Bakery Style Banana Oatmeal Pecan Muffins
Ingredients
- 3/4 C All-Purpose Flour
- 3/4 C Quick-Cooking Oats
- 1 tsp Baking Powder
- 1 tsp Ground Cinnamon
- 1/2 tsp Bakign Soda
- 1/4 tsp Ground Nutmeg
- 2 Egg Whites
- 1 C Banana, Mashed, approx 2 bananas
- 1/2 C Brown Sugar, packed
- 1/4 C Milk
- 1/4 C Canola Oil
- 1/2 C Pecans, chopped
Instructions
- Preheat the oven to 400F and move your rack to the middle of the oven. In a bowl, combine the flour, oatmeal, baking powder, cinnamon, baking soda, and nutmeg. Use a whisk and stir it until well combined. In another bowl, combine the egg whites, banana, brown sugar, milk, and oil. Stir until combined. Add the flour mixture to your egg mixture and stir until combined.
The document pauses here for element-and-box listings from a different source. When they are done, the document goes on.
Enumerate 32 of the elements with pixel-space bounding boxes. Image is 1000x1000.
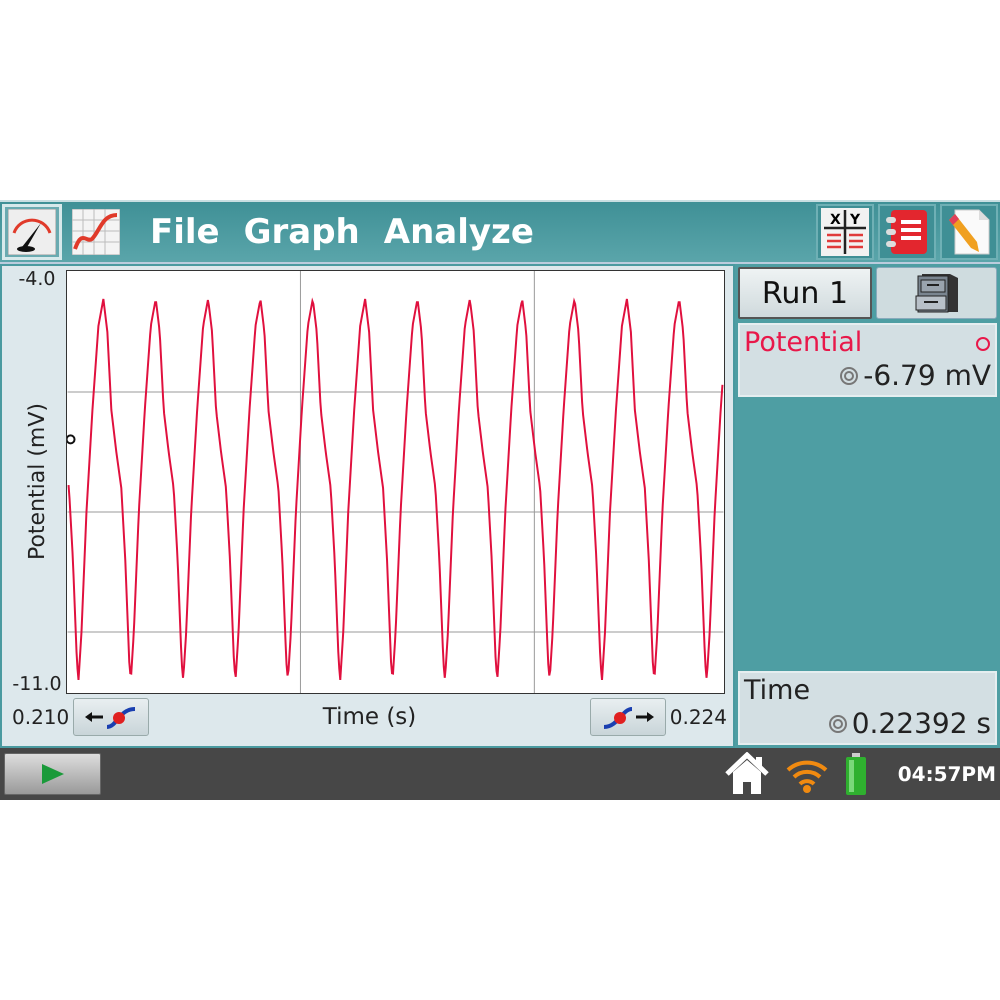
sensor-reading: -6.79 mV	[863, 359, 991, 393]
cursor-marker	[66, 434, 76, 444]
axis-tick-label: -4.0	[18, 270, 56, 289]
run-button[interactable]: Run 1	[738, 267, 872, 319]
play-icon	[40, 762, 66, 786]
line-graph-icon	[72, 209, 120, 255]
axis-title: Potential (mV)	[24, 403, 50, 561]
pan-left-button[interactable]	[73, 698, 150, 736]
sensor-name: Time	[744, 675, 810, 708]
toolbar-button[interactable]	[940, 204, 998, 260]
file-cabinet-button[interactable]	[876, 267, 997, 319]
axis-tick-label: 0.224	[670, 707, 727, 727]
battery-icon[interactable]	[844, 752, 868, 796]
axis-tick-label: -11.0	[12, 675, 62, 694]
home-icon[interactable]	[724, 752, 770, 796]
sensor-reading: 0.22392 s	[852, 707, 991, 741]
gauge-icon	[8, 209, 56, 255]
view-tab[interactable]	[2, 204, 62, 260]
menu-item[interactable]: Graph	[232, 215, 372, 249]
target-icon	[828, 714, 848, 734]
target-icon	[839, 366, 860, 386]
menu-item[interactable]: Analyze	[372, 215, 546, 249]
menu-item[interactable]: File	[138, 215, 232, 249]
sensor-name: Potential	[744, 327, 862, 360]
ring-icon	[975, 334, 991, 352]
file-cabinet-icon	[914, 272, 960, 314]
axis-title: Time (s)	[322, 702, 418, 732]
pan-right-button[interactable]	[590, 698, 666, 736]
play-button[interactable]	[4, 753, 101, 795]
toolbar-button[interactable]	[878, 204, 936, 260]
clock: 04:57PM	[898, 761, 996, 788]
axis-tick-label: 0.210	[12, 707, 70, 727]
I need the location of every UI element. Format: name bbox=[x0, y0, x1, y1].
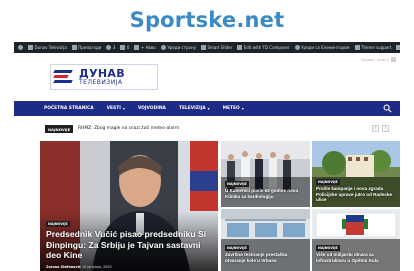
admin-bar: Dunav Televizija Прилагоди 3 0 + Ново Уреди с… bbox=[14, 42, 400, 53]
slider-icon bbox=[200, 45, 206, 50]
featured-tile-3[interactable]: NAJNOVIJE Završno testiranje prestaška o… bbox=[221, 209, 310, 271]
chevron-down-icon: ▾ bbox=[207, 106, 210, 111]
category-badge[interactable]: NAJNOVIJE bbox=[46, 221, 70, 227]
featured-tile-2[interactable]: NAJNOVIJE Prošle kampanje i nova zgrada … bbox=[312, 141, 400, 207]
admin-bar-item[interactable]: Smart Slider bbox=[200, 45, 233, 50]
avatar bbox=[391, 57, 396, 62]
home-icon bbox=[28, 45, 33, 50]
featured-grid: NAJNOVIJE Predsednik Vučić pisao predsed… bbox=[40, 141, 400, 271]
news-ticker: NAJNOVIJE RHMZ: Zbog magle na snazi žuti… bbox=[14, 116, 400, 141]
nav-item-label: METEO bbox=[222, 106, 240, 111]
author-name[interactable]: Zorana Stefanovic bbox=[46, 265, 81, 269]
nav-item-vesti[interactable]: VESTI ▾ bbox=[107, 106, 125, 111]
nav-item-vojvodina[interactable]: VOJVODINA bbox=[138, 106, 166, 111]
admin-bar-item[interactable] bbox=[18, 45, 23, 50]
ticker-prev-button[interactable]: ‹ bbox=[372, 125, 379, 132]
admin-bar-label: + Ново bbox=[140, 45, 156, 50]
nav-item-label: POČETNA STRANICA bbox=[44, 106, 94, 111]
plus-icon bbox=[134, 45, 140, 50]
ticker-headline[interactable]: RHMZ: Zbog magle na snazi žuti meteo-ala… bbox=[78, 126, 179, 131]
nav-item-label: TELEVIZIJA bbox=[178, 106, 206, 111]
wordpress-icon bbox=[18, 45, 23, 50]
site-logo[interactable]: ДУНАВ ТЕЛЕВИЗИЈА bbox=[50, 64, 158, 90]
logo-title: ДУНАВ bbox=[79, 67, 125, 80]
admin-bar-label: Smart Slider bbox=[207, 45, 233, 50]
publish-date: 15 јануара, 2020 bbox=[81, 265, 112, 269]
nav-item-početna-stranica[interactable]: POČETNA STRANICA bbox=[44, 106, 94, 111]
featured-main-meta: Zorana Stefanovic 15 јануара, 2020 bbox=[46, 265, 112, 269]
admin-bar-item[interactable]: 3 bbox=[106, 45, 115, 50]
site-header: ДУНАВ ТЕЛЕВИЗИЈА Здраво, Админ bbox=[14, 53, 400, 101]
ticker-badge: NAJNOVIJE bbox=[45, 125, 74, 133]
admin-bar-item[interactable]: Прилагоди bbox=[71, 45, 102, 50]
admin-bar-label: Прилагоди bbox=[78, 45, 102, 50]
admin-bar-item[interactable]: Dunav Televizija bbox=[28, 45, 67, 50]
customize-icon bbox=[71, 45, 77, 50]
comments-icon bbox=[120, 45, 126, 50]
admin-bar-item[interactable]: + Ново bbox=[134, 45, 156, 50]
edit-icon bbox=[160, 45, 166, 50]
chevron-down-icon: ▾ bbox=[122, 106, 125, 111]
elementor-icon bbox=[294, 45, 300, 50]
category-badge[interactable]: NAJNOVIJE bbox=[316, 179, 340, 185]
admin-bar-label: Theme support bbox=[361, 45, 392, 50]
admin-bar-item[interactable]: Уреди страну bbox=[160, 45, 196, 50]
nav-item-label: VOJVODINA bbox=[137, 106, 166, 111]
css-icon bbox=[396, 45, 400, 50]
admin-bar-item[interactable]: Edit with TD Composer bbox=[237, 45, 290, 50]
admin-bar-item[interactable]: Live CSS bbox=[396, 45, 400, 50]
support-icon bbox=[354, 45, 360, 50]
logo-subtitle: ТЕЛЕВИЗИЈА bbox=[79, 79, 123, 86]
admin-bar-label: 0 bbox=[126, 45, 130, 50]
composer-icon bbox=[237, 45, 243, 50]
admin-bar-label: Dunav Televizija bbox=[34, 45, 67, 50]
search-icon[interactable] bbox=[383, 104, 392, 113]
chevron-down-icon: ▾ bbox=[241, 106, 244, 111]
admin-bar-item[interactable]: Уреди са Елементором bbox=[294, 45, 350, 50]
updates-icon bbox=[106, 45, 112, 50]
featured-tile-4[interactable]: NAJNOVIJE Više od milijardu dinara za in… bbox=[312, 209, 400, 271]
admin-bar-item[interactable]: Theme support bbox=[354, 45, 392, 50]
featured-main-article[interactable]: NAJNOVIJE Predsednik Vučić pisao predsed… bbox=[40, 141, 218, 271]
logo-mark-icon bbox=[53, 66, 76, 88]
ticker-next-button[interactable]: › bbox=[382, 125, 389, 132]
user-menu[interactable]: Здраво, Админ bbox=[361, 57, 396, 62]
nav-item-label: VESTI bbox=[106, 106, 121, 111]
nav-item-meteo[interactable]: METEO ▾ bbox=[223, 106, 244, 111]
category-badge[interactable]: NAJNOVIJE bbox=[225, 181, 249, 187]
category-badge[interactable]: NAJNOVIJE bbox=[316, 245, 340, 251]
admin-bar-label: Уреди са Елементором bbox=[301, 45, 350, 50]
admin-bar-label: Уреди страну bbox=[167, 45, 196, 50]
tile-4-title[interactable]: Više od milijardu dinara za infrastruktu… bbox=[316, 252, 398, 263]
featured-tile-1[interactable]: NAJNOVIJE U Kamenici posle 63 godine nov… bbox=[221, 141, 310, 207]
admin-bar-item[interactable]: 0 bbox=[120, 45, 129, 50]
tile-2-title[interactable]: Prošle kampanje i nova zgrada Policijske… bbox=[316, 186, 398, 203]
nav-item-televizija[interactable]: TELEVIZIJA ▾ bbox=[179, 106, 210, 111]
tile-1-title[interactable]: U Kamenici posle 63 godine nova Klinika … bbox=[225, 188, 307, 199]
user-greeting: Здраво, Админ bbox=[360, 57, 389, 62]
site-title: Sportske.net bbox=[129, 8, 285, 32]
admin-bar-label: Edit with TD Composer bbox=[243, 45, 290, 50]
featured-main-title[interactable]: Predsednik Vučić pisao predsedniku Si Đi… bbox=[46, 229, 212, 261]
main-navigation: POČETNA STRANICA VESTI ▾ VOJVODINA TELEVIZIJ… bbox=[14, 101, 400, 116]
tile-3-title[interactable]: Završno testiranje prestaška otvaranje k… bbox=[225, 252, 307, 263]
admin-bar-label: 3 bbox=[112, 45, 116, 50]
category-badge[interactable]: NAJNOVIJE bbox=[225, 245, 249, 251]
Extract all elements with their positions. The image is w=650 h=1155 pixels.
Be careful to not overmix. Fold in the pecans. Place the muffin liners in your muffin tin. This recipe will make 11-12 muffins, depending on how large your bananas are and how much you fill the muffin liners. Scoop the mixture into the muffin liners until they are about 3/4 full. This is a dense muffin without much rise. Sprinkle the tops with a few pecans.Bake for 15-20 minutes. Use a toothpick to test if the muffin is done. When you can stick the toothpick into the center of the muffin and it comes out clean, then you know your muffins are done. Let the muffins cook for about 5 minutes in the muffin tin then move them to a wire rack to finish cooling. Store in an airtight container for 3-5 days on the counter or 4-7 days in the refrigerator.